On the surface, XSLT looks simple and elegant. But things get complicated very quickly. Over the course of the next 3 hours, Mike built upon the basics, teaching us the syntax and concepts involved.

XSLT uses a language called XPath to access or refer to parts of an XML document. I quickly grew tired of all the magic characters that XPath uses: /, //, @, {}, *, ::, [], |, etc. It seems to me that the designers of XPath had love affair with braces, brackets, and other operators. Instead of doing some sort of human-readable query language, you end up with stuff that looks like id("foo")/child::para[position()=5]. Haven’t these folks ever heard of something called whitespace?

Even though I tend to think of things procedurally, I really do like the idea of using a declarative language to describe a way of transforming data into presentation. I guess when you’re coding XPath every day, the idea is to keep things as terse as possible; XPath excels at that.
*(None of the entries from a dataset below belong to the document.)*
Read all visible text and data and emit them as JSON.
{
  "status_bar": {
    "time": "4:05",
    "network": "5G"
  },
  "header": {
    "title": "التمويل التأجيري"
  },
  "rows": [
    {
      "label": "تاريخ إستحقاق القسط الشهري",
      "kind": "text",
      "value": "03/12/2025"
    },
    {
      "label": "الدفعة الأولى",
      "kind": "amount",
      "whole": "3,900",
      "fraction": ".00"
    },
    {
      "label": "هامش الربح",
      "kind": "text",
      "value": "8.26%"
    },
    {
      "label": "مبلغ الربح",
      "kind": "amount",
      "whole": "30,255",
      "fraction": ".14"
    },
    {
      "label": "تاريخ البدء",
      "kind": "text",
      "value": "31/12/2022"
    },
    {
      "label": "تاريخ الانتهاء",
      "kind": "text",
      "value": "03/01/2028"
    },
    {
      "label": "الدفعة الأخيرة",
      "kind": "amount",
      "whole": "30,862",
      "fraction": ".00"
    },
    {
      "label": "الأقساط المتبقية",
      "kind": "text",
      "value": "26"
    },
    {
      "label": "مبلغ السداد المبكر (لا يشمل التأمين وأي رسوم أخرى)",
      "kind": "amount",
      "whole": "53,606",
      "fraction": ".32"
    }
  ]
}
However, when you start using XSLT Functions and Variables, things start to look more & more like a scripting language like PHP or Perl. Apparently you can’t do everything with the declarative approach.

XSLT also seems very well integrated with other XML-related concepts. You’ve gotta be namespace-savvy to get things right in XSLT.

Overall, it was a very good session. The pace was a little slow for me, but he did a couple of things really well:

  1. Almost every single slide was accompanied by an example. Mike stepped through the source code line-by-line, and then ran the examples live to show us how it all worked.
  2. He handed out CD-ROMs of all of the examples (and 3 or 4 XSLT processors) at the beginning of the talk so we could try the examples right then & there on our laptops.